7 penduduk dan HDI berpengaruh negatif terhadap tingkat korupsi. Akbar (2013) melakukan penelitian tentang pengeluaran pemerintah dengan korupsi. Silaen dan Sasana (2013) menemukan bahwa pajak daerah merupakan salah satu variabel determinan korupsi. Jaya (2005) melakukan penelitian tentang pengalokasian yang lebih yang dapat menimbulkan terjadinya korupsi. Berdasarkan latar belakang tersebut serta pendapat dalam penelitian terdahulu maka peneliti akan melakukan penelitian dengan judul Pengaruh Desentralisasi Fiskal, Karakteristik Pemerintah Daerah, Jumlah Anggota Legislatif DPRD Terhadap Tingkat Korupsi Pemerintah Daerah Pada Tahun 2010. Penelitian ini merupakan replikasi penelitian yang dilakukan oleh Rudy Hartanto dan Agung Nur Probohudono (2013). Penelitian ini memiliki perbedaan dengan penelitian sebelumnya. Penelitian ini menambahkan variabel jumlah anggota legislatif DPRD dan tahun yang digunakan tahun 2010. B. Batasan Masalah Karakteristik pemerintah daerah dalam penelitian ini adalah sebagai berikut: 1. Ukuran pemerintah daerah 2. Populasi penduduk 3. Belanja pegawai 4. Pajak daerah 5. Human developmen index (HDI)
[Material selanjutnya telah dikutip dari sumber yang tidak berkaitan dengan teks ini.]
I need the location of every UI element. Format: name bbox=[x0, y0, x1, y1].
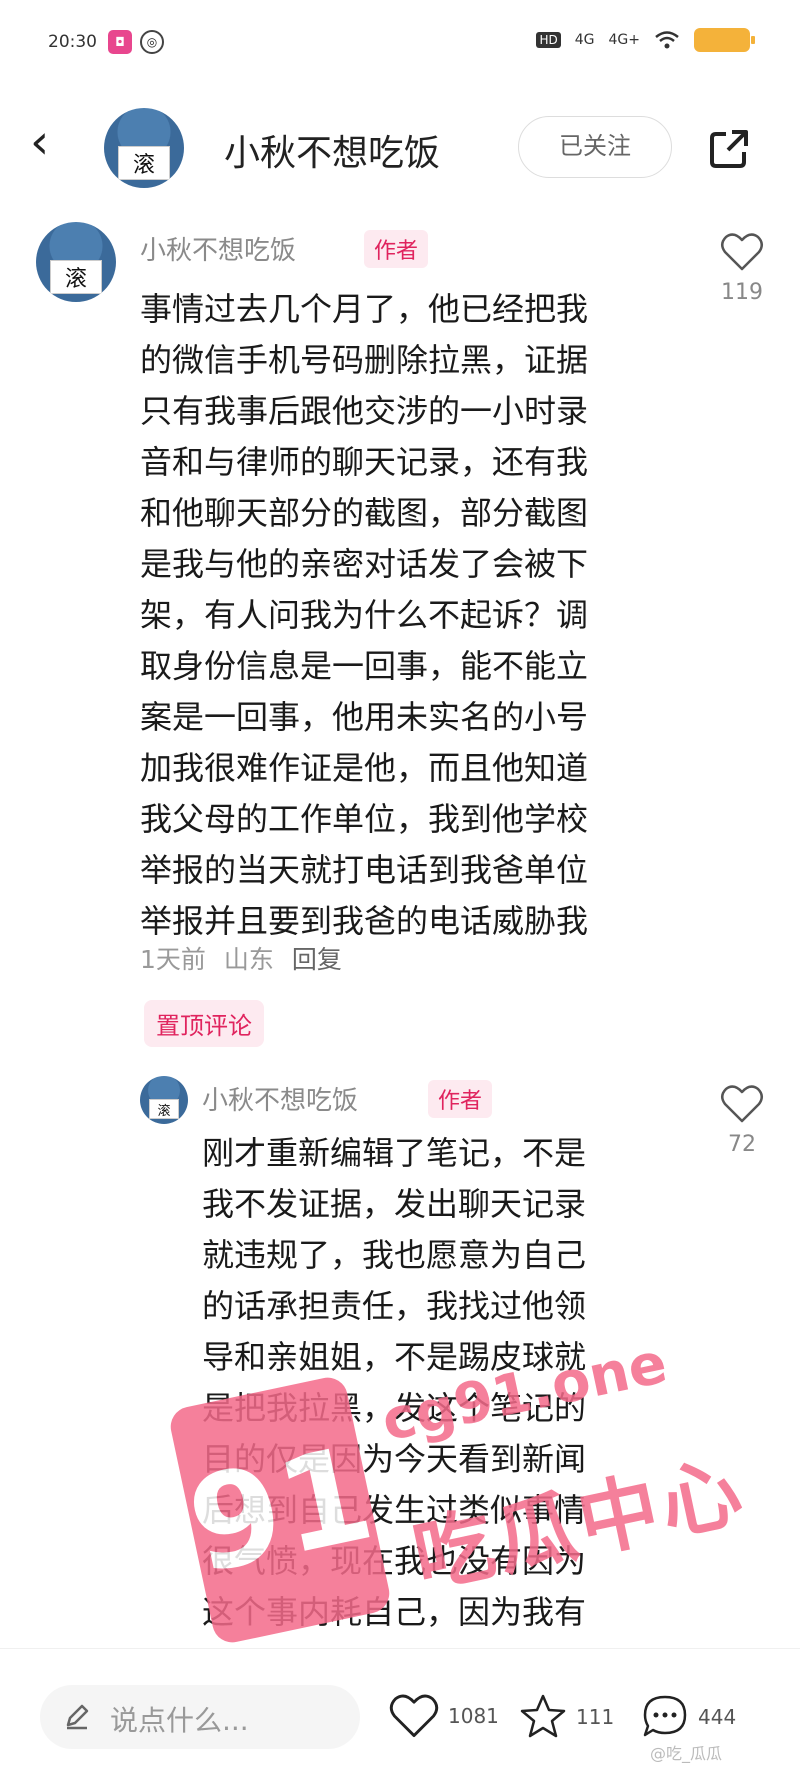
comment-text: 事情过去几个月了，他已经把我 的微信手机号码删除拉黑，证据 只有我事后跟他交涉的一小… bbox=[140, 284, 680, 947]
reply-avatar[interactable]: 滚 bbox=[140, 1076, 188, 1124]
comment-line: 的话承担责任，我找过他领 bbox=[202, 1287, 587, 1325]
hd-badge: HD bbox=[536, 32, 561, 48]
pinned-badge: 置顶评论 bbox=[144, 1000, 264, 1047]
comment-line: 就违规了，我也愿意为自己 bbox=[202, 1236, 587, 1274]
comment-line: 只有我事后跟他交涉的一小时录 bbox=[140, 392, 589, 430]
comment-input[interactable]: 说点什么... bbox=[40, 1685, 360, 1749]
share-icon[interactable] bbox=[706, 124, 754, 172]
comment-like[interactable]: 119 bbox=[712, 232, 772, 305]
status-bar: 20:30 ◘ ◎ HD 4G 4G+ bbox=[0, 0, 800, 80]
status-right: HD 4G 4G+ bbox=[536, 28, 755, 52]
back-arrow-icon[interactable]: ‹ bbox=[30, 118, 49, 166]
heart-icon[interactable] bbox=[720, 1084, 764, 1124]
comment-line: 取身份信息是一回事，能不能立 bbox=[140, 647, 589, 685]
signal-4g-plus: 4G+ bbox=[608, 32, 641, 48]
comment-line: 是把我拉黑，发这个笔记的 bbox=[202, 1389, 587, 1427]
comment-line: 案是一回事，他用未实名的小号 bbox=[140, 698, 589, 736]
post-collect-button[interactable]: 111 bbox=[518, 1693, 614, 1741]
comment-line: 举报的当天就打电话到我爸单位 bbox=[140, 851, 589, 889]
bottom-bar: 说点什么... 1081 111 444 bbox=[0, 1648, 800, 1778]
comment-line: 我父母的工作单位，我到他学校 bbox=[140, 800, 589, 838]
comment-avatar[interactable]: 滚 bbox=[36, 222, 116, 302]
heart-icon bbox=[389, 1694, 439, 1737]
reply-button[interactable]: 回复 bbox=[292, 945, 342, 974]
app-notification-icon: ◘ bbox=[108, 30, 132, 54]
comment-username[interactable]: 小秋不想吃饭 bbox=[140, 230, 296, 267]
comment-line: 后想到自己发生过类似事情 bbox=[202, 1491, 587, 1529]
wifi-icon bbox=[655, 31, 679, 49]
heart-icon[interactable] bbox=[720, 232, 764, 272]
comment-line: 架，有人问我为什么不起诉？调 bbox=[140, 596, 589, 634]
comment-line: 刚才重新编辑了笔记，不是 bbox=[202, 1134, 587, 1172]
avatar-sign-text: 滚 bbox=[148, 1099, 180, 1120]
status-time: 20:30 bbox=[48, 32, 97, 52]
comment-bubble-icon bbox=[643, 1695, 687, 1737]
comment-line: 事情过去几个月了，他已经把我 bbox=[140, 290, 589, 328]
star-icon bbox=[520, 1694, 566, 1738]
avatar-sign-text: 滚 bbox=[50, 260, 102, 294]
post-comment-button[interactable]: 444 bbox=[640, 1693, 736, 1741]
battery-icon bbox=[694, 28, 755, 52]
comment-line: 很气愤，现在我也没有因为 bbox=[202, 1542, 587, 1580]
post-header: ‹ 滚 小秋不想吃饭 已关注 bbox=[0, 88, 800, 208]
comment-meta: 1天前 山东 回复 bbox=[140, 940, 352, 976]
post-like-count: 1081 bbox=[448, 1704, 499, 1728]
author-tag: 作者 bbox=[428, 1080, 493, 1118]
comment-location: 山东 bbox=[223, 945, 274, 974]
comment-line: 目的仅是因为今天看到新闻 bbox=[202, 1440, 587, 1478]
signal-4g: 4G bbox=[574, 32, 595, 48]
author-avatar[interactable]: 滚 bbox=[104, 108, 184, 188]
comment-line: 我不发证据，发出聊天记录 bbox=[202, 1185, 587, 1223]
avatar-sign-text: 滚 bbox=[118, 146, 170, 180]
comment-line: 导和亲姐姐，不是踢皮球就 bbox=[202, 1338, 587, 1376]
post-like-button[interactable]: 1081 bbox=[388, 1693, 499, 1739]
comment-line: 是我与他的亲密对话发了会被下 bbox=[140, 545, 589, 583]
follow-button[interactable]: 已关注 bbox=[518, 116, 672, 178]
like-count: 119 bbox=[721, 280, 763, 305]
comment-line: 加我很难作证是他，而且他知道 bbox=[140, 749, 589, 787]
comment-line: 这个事内耗自己，因为我有 bbox=[202, 1593, 587, 1631]
like-count: 72 bbox=[728, 1132, 756, 1157]
reply-username[interactable]: 小秋不想吃饭 bbox=[202, 1080, 358, 1117]
comment-line: 的微信手机号码删除拉黑，证据 bbox=[140, 341, 589, 379]
author-tag: 作者 bbox=[364, 230, 429, 268]
reply-like[interactable]: 72 bbox=[712, 1084, 772, 1157]
post-collect-count: 111 bbox=[576, 1705, 615, 1729]
comment-line: 和他聊天部分的截图，部分截图 bbox=[140, 494, 589, 532]
post-comment-count: 444 bbox=[698, 1705, 737, 1729]
author-name[interactable]: 小秋不想吃饭 bbox=[224, 124, 440, 176]
app-notification-icon-2: ◎ bbox=[140, 30, 164, 54]
reply-text: 刚才重新编辑了笔记，不是 我不发证据，发出聊天记录 就违规了，我也愿意为自己 的话承担… bbox=[202, 1128, 672, 1638]
comment-time: 1天前 bbox=[140, 945, 206, 974]
comment-line: 音和与律师的聊天记录，还有我 bbox=[140, 443, 589, 481]
comment-input-placeholder: 说点什么... bbox=[110, 1704, 249, 1737]
pen-icon bbox=[66, 1704, 89, 1730]
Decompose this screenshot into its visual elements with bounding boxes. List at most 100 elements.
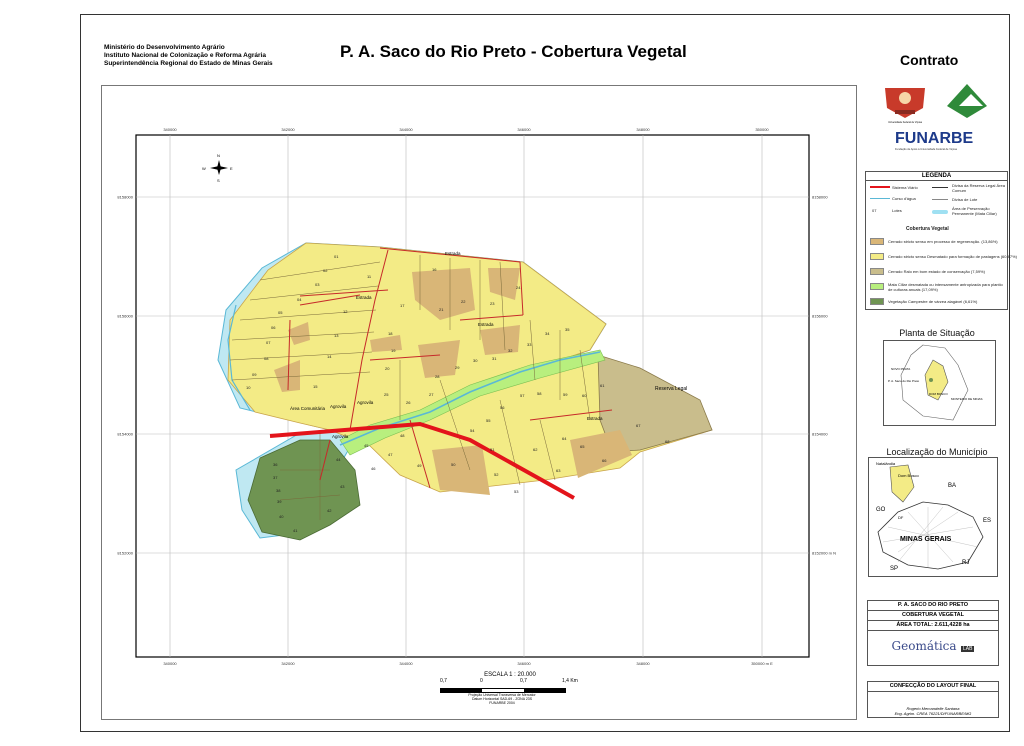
municipio-label: Dom Bosco	[898, 473, 919, 478]
legend-line-item: Divisa de Lote	[952, 197, 978, 202]
road-swatch	[870, 186, 890, 188]
lot-number: 64	[562, 436, 567, 441]
lot-number: 30	[473, 358, 478, 363]
lot-number: 44	[336, 457, 341, 462]
cover-item: Vegetação Campestre de várzea alagável (…	[888, 299, 978, 304]
municipio-label: Natalândia	[876, 461, 896, 466]
lot-number: 34	[545, 331, 550, 336]
road-label: Estrada	[587, 416, 603, 421]
lot-number: 59	[563, 392, 568, 397]
lot-number: 19	[391, 348, 396, 353]
lot-number: 47	[388, 452, 393, 457]
lot-sample: 07	[872, 208, 877, 213]
cover-title: Cobertura Vegetal	[906, 226, 949, 232]
lot-number: 16	[432, 267, 437, 272]
right-tick-label: 8152000 m N	[812, 551, 836, 556]
municipio-label: SP	[890, 566, 898, 572]
road-label: Estrada	[478, 322, 494, 327]
bottom-tick-label: 340000	[163, 661, 177, 666]
lot-number: 40	[279, 514, 284, 519]
lot-number: 27	[429, 392, 434, 397]
lot-number: 46	[371, 466, 376, 471]
lot-number: 04	[297, 297, 302, 302]
legend-line-item: Divisa da Reserva Legal Área Comum	[952, 183, 1005, 193]
municipio-label: ES	[983, 518, 991, 524]
project-area: ÁREA TOTAL: 2.611,4228 ha	[868, 621, 998, 631]
reserve-swatch	[932, 187, 948, 188]
bottom-tick-label: 346000	[517, 661, 531, 666]
geomatica-text: Geomática	[891, 639, 957, 653]
top-tick-label: 346000	[517, 127, 531, 132]
municipio-label: BA	[948, 483, 956, 489]
bottom-tick-label: 342000	[281, 661, 295, 666]
right-tick-label: 8154000	[812, 432, 828, 437]
lot-number: 50	[451, 462, 456, 467]
project-info-panel: P. A. SACO DO RIO PRETO COBERTURA VEGETA…	[867, 600, 999, 666]
lot-number: 02	[323, 268, 328, 273]
lot-number: 05	[278, 310, 283, 315]
lot-number: 45	[364, 443, 369, 448]
lot-number: 29	[455, 365, 460, 370]
lot-number: 03	[315, 282, 320, 287]
situacao-label: P. A. Saco do Rio Preto	[888, 379, 919, 383]
lot-number: 07	[266, 340, 271, 345]
legend-line-item: Curso d'água	[892, 196, 916, 201]
lot-number: 21	[439, 307, 444, 312]
cover-swatch	[870, 298, 884, 305]
cover-item: Cerrado Ralo em bom estado de conservaçã…	[888, 269, 985, 274]
road-label: Estrada	[445, 251, 461, 256]
area-label: Agrovila	[332, 434, 349, 439]
situacao-title: Planta de Situação	[899, 328, 975, 338]
municipio-title: Localização do Município	[886, 447, 988, 457]
lot-number: 65	[580, 444, 585, 449]
cover-item: Cerrado stricto sensu em processo de reg…	[888, 239, 998, 244]
confeccao-title: CONFECÇÃO DO LAYOUT FINAL	[868, 682, 998, 692]
confeccao-panel: CONFECÇÃO DO LAYOUT FINAL Rogerio Mercan…	[867, 681, 999, 718]
lot-number: 28	[435, 374, 440, 379]
lot-number: 23	[490, 301, 495, 306]
lot-number: 22	[461, 299, 466, 304]
left-tick-label: 8152000	[117, 551, 133, 556]
lot-number: 33	[527, 342, 532, 347]
top-tick-label: 348000	[636, 127, 650, 132]
lot-number: 48	[400, 433, 405, 438]
lot-number: 60	[582, 393, 587, 398]
top-tick-label: 340000	[163, 127, 177, 132]
municipio-label: RJ	[962, 560, 969, 566]
lot-number: 66	[602, 458, 607, 463]
south-label: S	[217, 178, 220, 183]
lot-number: 51	[490, 447, 495, 452]
bottom-tick-label: 344000	[399, 661, 413, 666]
lot-number: 08	[264, 356, 269, 361]
lot-number: 36	[273, 462, 278, 467]
scale-tick: 0,7	[520, 678, 527, 684]
app-swatch	[932, 210, 948, 214]
legend-title: LEGENDA	[866, 172, 1007, 181]
situacao-inset: NOVO PRATA P. A. Saco do Rio Preto DOM B…	[883, 340, 996, 426]
lot-number: 15	[313, 384, 318, 389]
top-tick-label: 350000	[755, 127, 769, 132]
cover-item: Cerrado stricto sensu Desmatado para for…	[888, 254, 1017, 259]
scale-block: ESCALA 1 : 20.000 0,7 0 0,7 1,4 Km Proje…	[440, 672, 580, 705]
cover-swatch	[870, 268, 884, 275]
scale-tick: 0,7	[440, 678, 447, 684]
lot-number: 13	[334, 333, 339, 338]
municipio-label: MINAS GERAIS	[900, 536, 952, 543]
water-swatch	[870, 198, 890, 199]
lot-number: 24	[516, 285, 521, 290]
lot-number: 43	[340, 484, 345, 489]
scale-tick: 1,4 Km	[562, 678, 578, 684]
lot-number: 14	[327, 354, 332, 359]
lot-number: 17	[400, 303, 405, 308]
lot-number: 58	[537, 391, 542, 396]
credit-text: FUNARBE 2004	[489, 701, 515, 705]
lot-number: 39	[277, 499, 282, 504]
north-arrow: N S E W	[202, 153, 233, 183]
right-tick-label: 8156000	[812, 314, 828, 319]
lot-number: 54	[470, 428, 475, 433]
area-label: Área Comunitária	[290, 405, 326, 411]
east-label: E	[230, 166, 233, 171]
lot-number: 26	[406, 400, 411, 405]
lot-number: 06	[271, 325, 276, 330]
lot-number: 53	[514, 489, 519, 494]
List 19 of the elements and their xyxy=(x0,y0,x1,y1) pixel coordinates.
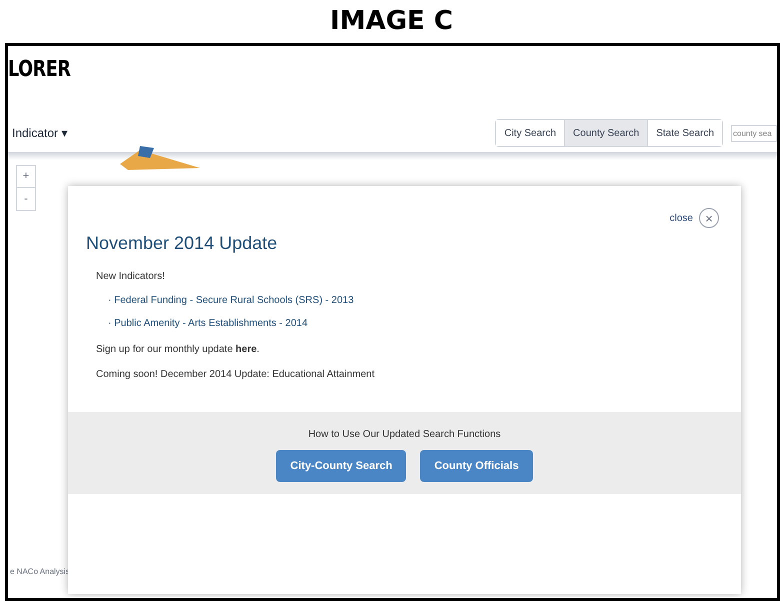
indicator-menu[interactable]: Indicator ▾ xyxy=(12,124,68,142)
search-field[interactable]: county sea xyxy=(731,124,777,142)
zoom-out-button[interactable]: - xyxy=(17,188,35,210)
footer-heading: How to Use Our Updated Search Functions xyxy=(308,428,501,442)
modal-title: November 2014 Update xyxy=(86,232,278,255)
intro-text: New Indicators! xyxy=(96,270,166,284)
indicator-link[interactable]: · Public Amenity - Arts Establishments - 2014 xyxy=(108,316,741,331)
search-help-button[interactable]: County Officials xyxy=(420,450,533,482)
search-tab[interactable]: State Search xyxy=(647,120,722,146)
indicator-link[interactable]: · Federal Funding - Secure Rural Schools (SRS) - 2013 xyxy=(108,293,741,308)
signup-text: Sign up for our monthly update here. xyxy=(96,343,260,357)
close-icon[interactable]: × xyxy=(699,208,719,228)
coming-soon-text: Coming soon! December 2014 Update: Educational Attainment xyxy=(96,368,376,382)
zoom-in-button[interactable]: + xyxy=(17,166,35,188)
search-help-button[interactable]: City-County Search xyxy=(276,450,406,482)
search-tab[interactable]: County Search xyxy=(564,120,648,146)
site-logo: LORER xyxy=(8,59,70,81)
figure-title: IMAGE C xyxy=(330,8,453,34)
close-link[interactable]: close xyxy=(670,210,693,226)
8 Selain karakteristik pemerintah daerah terdapat variabel independen lainnya yaitu desentralisasi fiskal dan jumlah anggota legislatif DPRD. Variabel diatas adalah variabel yang mempengaruhi tingkat korupsi pemerintah daerah. C. Rumusan Masalah Berdasarkan latar belakang tersebut, maka rumusan masalah dalam penelitian ini adalah: 1. Apakah desentralisasi fiskal berpengaruh positif terhadap tingkat korupsi pemerintah daerah? 2. Apakah ukuran pemerintah daerah berpengaruh positif terhadap tingkat korupsi pemerintah daerah? 3. Apakah populasi penduduk berpengaruh negatif terhadap tingkat korupsi pemerintah daerah? 4. Apakah belanja pegawai berpengaruh positif terhadap tingkat korupsi pemerintah daerah? 5. Apakah pajak daerah berpengaruh positif terhadap tingkat korupsi pemerintah daerah? 6. Apakah HDI berpengaruh negatif terhadap tingkat korupsi pemerintah daerah? 7. Apakah jumlah anggota legislatif DPRD berpengaruh positif terhadap tingkat korupsi pemerintah daerah.

9 D. Tujuan Penelitian Berdasarkan perumusan masalah diatas maka tujuan dari penelitian ini adalah: 1. Untuk memberikan bukti empiris pengaruh positif desentralisasi fiskal terhadap tingkat korupsi pemerintah daerah. 2. Untuk memberikan bukti empiris pengaruh positif ukuran pemerintah daerah terhadap tingkat korupsi pemerintah daerah. 3. Untuk memberikan bukti empiris pengaruh negatif populasi penduduk terhadap tingkat korupsi pemerintah daerah. 4. Untuk memberikan bukti empiris pengaruh positif belanja pegawai daerah terhadap tingkat korupsi pemerintah daerah. 5. Untuk memberikan bukti empiris pengaruh positif pajak daerah terhadap tingkat korupsi pemerintah daerah. 6. Untuk memberikan bukti empiris pengaruh negatif HDI terhadap tingkat korupsi pemerintah daerah. 7. Untuk memberikan bukti empiris pengaruh positif jumlah anggota legislatif DPRD terhadap tingkat korupsi pemerintah daerah. E. Manfaat Penelitian Penelitian ini diharapkan dapat memberikan manfaat kepada: 1. Manfaat Praktis Penelitian ini diharapkan dapat memberikan informasi kepada masyarakat secara umum mengenai tingat korupsi yang ada di pemerintah daerah.

10 2. Manfaat Teoritis Penelitian ini diharapkan dapat menjadi sumber referensi bagi penelitian selanjutnya, dan dapat dikembangkan pada penelitian selanjutnya.